240 - Ce sont deux vers de L’Énéide, III, 57-58, mais que Dante traduit à sa manière, en altérant leur sens au mieux des intérêts de sa démonstration. Virgile disait : Quid non mortalia pectora cogis, auri sacra famés ? « jusqu’où ne pousses-tu pas le coeur des mortels, maudite soif de l’or ? » Dans la traduction qu’en donne Dante, sacra famé est interprétée par de nombreux commentateurs comme « sainte, bienheureuse faim de l’or », et expliquée comme une référence à l’honnête désir des biens terrestres, que Dante n’exclut pas. Cette explication ne semble pas naturelle, et ce qui est honnête n’est pas forcément saint : il est plus probable que sacra est chez Dante un latinisme, que l’on comprend aisément dans une citation, et qu’il faut lui donner le sens du latin.

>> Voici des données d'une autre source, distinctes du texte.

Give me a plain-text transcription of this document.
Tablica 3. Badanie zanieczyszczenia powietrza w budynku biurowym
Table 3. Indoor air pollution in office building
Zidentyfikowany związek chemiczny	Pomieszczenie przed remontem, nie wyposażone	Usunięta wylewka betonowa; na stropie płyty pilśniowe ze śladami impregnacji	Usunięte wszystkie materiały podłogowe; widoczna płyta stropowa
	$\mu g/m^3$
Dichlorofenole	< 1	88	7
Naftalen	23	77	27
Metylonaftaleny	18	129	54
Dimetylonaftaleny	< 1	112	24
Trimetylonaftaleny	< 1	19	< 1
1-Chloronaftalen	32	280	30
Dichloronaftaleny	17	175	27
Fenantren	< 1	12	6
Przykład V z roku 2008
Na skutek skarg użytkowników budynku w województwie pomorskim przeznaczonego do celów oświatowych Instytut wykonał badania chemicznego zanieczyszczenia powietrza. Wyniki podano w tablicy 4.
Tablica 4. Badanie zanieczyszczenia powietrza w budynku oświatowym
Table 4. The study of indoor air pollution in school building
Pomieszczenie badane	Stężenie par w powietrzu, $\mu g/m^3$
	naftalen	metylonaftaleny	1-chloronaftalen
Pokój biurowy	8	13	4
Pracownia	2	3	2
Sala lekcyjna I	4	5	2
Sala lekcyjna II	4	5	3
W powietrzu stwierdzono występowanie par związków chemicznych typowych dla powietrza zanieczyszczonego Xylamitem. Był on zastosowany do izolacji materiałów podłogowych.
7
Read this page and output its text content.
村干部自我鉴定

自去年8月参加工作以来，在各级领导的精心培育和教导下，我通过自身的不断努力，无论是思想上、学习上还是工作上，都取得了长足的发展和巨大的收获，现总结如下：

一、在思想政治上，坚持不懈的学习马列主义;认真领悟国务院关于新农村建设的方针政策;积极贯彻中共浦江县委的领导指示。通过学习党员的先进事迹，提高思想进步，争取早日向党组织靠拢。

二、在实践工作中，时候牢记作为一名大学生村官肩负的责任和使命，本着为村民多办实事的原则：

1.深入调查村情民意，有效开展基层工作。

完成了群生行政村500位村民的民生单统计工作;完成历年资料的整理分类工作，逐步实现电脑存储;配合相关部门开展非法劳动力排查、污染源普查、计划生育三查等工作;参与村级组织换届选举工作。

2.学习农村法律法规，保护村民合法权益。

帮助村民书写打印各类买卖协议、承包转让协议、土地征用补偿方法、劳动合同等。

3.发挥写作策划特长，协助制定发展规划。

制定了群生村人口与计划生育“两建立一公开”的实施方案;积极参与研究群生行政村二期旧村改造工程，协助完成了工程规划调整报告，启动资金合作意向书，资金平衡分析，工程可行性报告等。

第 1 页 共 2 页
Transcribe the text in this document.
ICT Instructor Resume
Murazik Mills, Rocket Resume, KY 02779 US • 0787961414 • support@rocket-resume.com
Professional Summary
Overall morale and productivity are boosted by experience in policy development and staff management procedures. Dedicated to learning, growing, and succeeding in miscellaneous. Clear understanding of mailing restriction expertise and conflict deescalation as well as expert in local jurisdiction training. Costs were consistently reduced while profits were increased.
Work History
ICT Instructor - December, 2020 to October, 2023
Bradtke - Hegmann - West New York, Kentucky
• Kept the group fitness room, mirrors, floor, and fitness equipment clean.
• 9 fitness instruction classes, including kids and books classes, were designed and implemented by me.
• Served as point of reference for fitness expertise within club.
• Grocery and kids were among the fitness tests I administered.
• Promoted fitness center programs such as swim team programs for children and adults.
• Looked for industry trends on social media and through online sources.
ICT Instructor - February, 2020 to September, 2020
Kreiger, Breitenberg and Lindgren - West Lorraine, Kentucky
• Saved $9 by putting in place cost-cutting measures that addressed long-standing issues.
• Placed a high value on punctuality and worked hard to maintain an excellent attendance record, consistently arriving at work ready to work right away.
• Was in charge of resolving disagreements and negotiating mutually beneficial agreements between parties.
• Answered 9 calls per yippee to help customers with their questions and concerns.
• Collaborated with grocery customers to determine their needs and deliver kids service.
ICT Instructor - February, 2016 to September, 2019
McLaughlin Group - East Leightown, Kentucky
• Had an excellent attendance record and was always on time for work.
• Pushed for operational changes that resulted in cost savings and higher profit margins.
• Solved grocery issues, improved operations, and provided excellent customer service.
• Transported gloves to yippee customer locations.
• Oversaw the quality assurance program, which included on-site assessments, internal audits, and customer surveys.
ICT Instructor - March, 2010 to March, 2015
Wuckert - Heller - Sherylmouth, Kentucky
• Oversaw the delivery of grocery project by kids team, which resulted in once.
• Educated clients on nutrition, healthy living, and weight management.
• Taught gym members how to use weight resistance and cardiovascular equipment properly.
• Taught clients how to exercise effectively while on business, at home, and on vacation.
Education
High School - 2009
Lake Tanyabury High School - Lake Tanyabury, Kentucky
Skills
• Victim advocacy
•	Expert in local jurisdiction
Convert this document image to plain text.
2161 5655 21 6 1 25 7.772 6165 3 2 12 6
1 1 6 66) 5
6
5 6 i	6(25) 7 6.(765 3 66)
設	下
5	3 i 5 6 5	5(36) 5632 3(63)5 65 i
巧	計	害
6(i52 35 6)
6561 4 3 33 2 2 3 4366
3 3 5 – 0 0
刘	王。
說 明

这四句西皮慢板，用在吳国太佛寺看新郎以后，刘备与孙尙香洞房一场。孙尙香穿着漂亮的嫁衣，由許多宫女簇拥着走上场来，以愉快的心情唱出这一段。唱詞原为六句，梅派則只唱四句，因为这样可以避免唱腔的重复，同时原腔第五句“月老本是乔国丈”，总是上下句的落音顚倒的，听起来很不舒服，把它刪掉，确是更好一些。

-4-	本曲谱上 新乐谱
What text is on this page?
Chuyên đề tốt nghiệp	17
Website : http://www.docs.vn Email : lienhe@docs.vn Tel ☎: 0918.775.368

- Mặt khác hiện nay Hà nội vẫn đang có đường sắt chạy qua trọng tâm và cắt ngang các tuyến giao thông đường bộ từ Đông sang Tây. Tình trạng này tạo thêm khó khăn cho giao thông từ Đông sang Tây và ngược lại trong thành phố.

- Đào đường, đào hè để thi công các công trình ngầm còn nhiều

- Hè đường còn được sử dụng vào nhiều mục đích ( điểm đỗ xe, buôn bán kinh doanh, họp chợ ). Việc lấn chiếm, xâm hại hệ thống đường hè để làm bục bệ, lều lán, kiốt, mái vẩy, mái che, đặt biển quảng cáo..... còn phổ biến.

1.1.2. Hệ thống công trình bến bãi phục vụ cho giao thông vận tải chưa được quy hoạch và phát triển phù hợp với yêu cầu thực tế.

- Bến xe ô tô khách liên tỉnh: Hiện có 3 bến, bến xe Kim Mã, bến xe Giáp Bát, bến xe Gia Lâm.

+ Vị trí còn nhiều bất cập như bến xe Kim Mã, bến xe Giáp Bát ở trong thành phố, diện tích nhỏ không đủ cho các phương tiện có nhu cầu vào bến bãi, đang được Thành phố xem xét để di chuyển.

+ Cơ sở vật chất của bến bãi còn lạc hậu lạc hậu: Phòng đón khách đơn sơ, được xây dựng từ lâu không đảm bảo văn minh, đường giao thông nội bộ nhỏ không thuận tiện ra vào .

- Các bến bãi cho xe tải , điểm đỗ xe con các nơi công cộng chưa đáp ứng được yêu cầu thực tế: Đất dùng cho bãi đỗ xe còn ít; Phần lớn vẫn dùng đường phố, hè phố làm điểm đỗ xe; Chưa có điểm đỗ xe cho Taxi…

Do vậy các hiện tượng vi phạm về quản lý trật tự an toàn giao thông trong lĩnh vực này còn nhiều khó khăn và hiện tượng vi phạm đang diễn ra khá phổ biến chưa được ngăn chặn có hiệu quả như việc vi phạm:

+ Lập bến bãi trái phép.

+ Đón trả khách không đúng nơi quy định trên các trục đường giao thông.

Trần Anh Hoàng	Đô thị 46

241 - Si je n’avais pas, dit Stace, réfléchi sur tes vers, je serais maintenant aux Enfers, en train de rouler des poids, les prodigues du septième cercle le font.

242 - En d’autres termes : on ne voit pas, dans ton poème sur la guerre de Thèbes, que ton inspiration poétique soit d’accord avec la religion chrétienne ; on ne voit pas que tu aies été chrétien.

243 - Saint Pierre.

244 - Vers connus de la IVe églogue, qui ont fait la célébrité de Virgile durant tout le Moyen Age, en le transformant en une sorte de prophète des gentils. Virgile chantait la naissance du fils d’Asinius Pollio ; mais ses paroles ont été interprétées comme l’annonce de la prochaine incarnation du Christ.

245 - La chronologie de la pénitence de Stace n’est pas claire. Mort environ en l’an 96, il dit avoir passé cinq cents ans parmi les couchés (cf. plus haut, chant XXI, vers 68), et quatre cents ans sur la quatrième terrasse, celle des négligents. Cela fait mille ans : il n’est pas dit ce qu’il fit pendant les trois cents ans qui le séparent encore du voyage de Dante au monde d’au-delà.

246 - Ce sont là des personnages de La Thébaïde de Stace. La fille de Tirésias est Manto, qui se trouvait avec les autres devins, au huitième cercle de l’Enfer : le fait de l’avoir introduite ici parmi les habitants du Limbe est une des erreurs de fait très rares dans l’oeuvre de Dante.

247 - Comme la journée commençait à six heures du matin, il est donc dix heures passées.

248 - Ce sont des exemples de tempérance et de sobriété, proposés aux gourmands qui occupent la sixième terrasse du Purgatoire. On les verra plus loin, amaigris par leur pénitence, qui consiste à voir les fruits et l’eau sans avoir le droit de les toucher.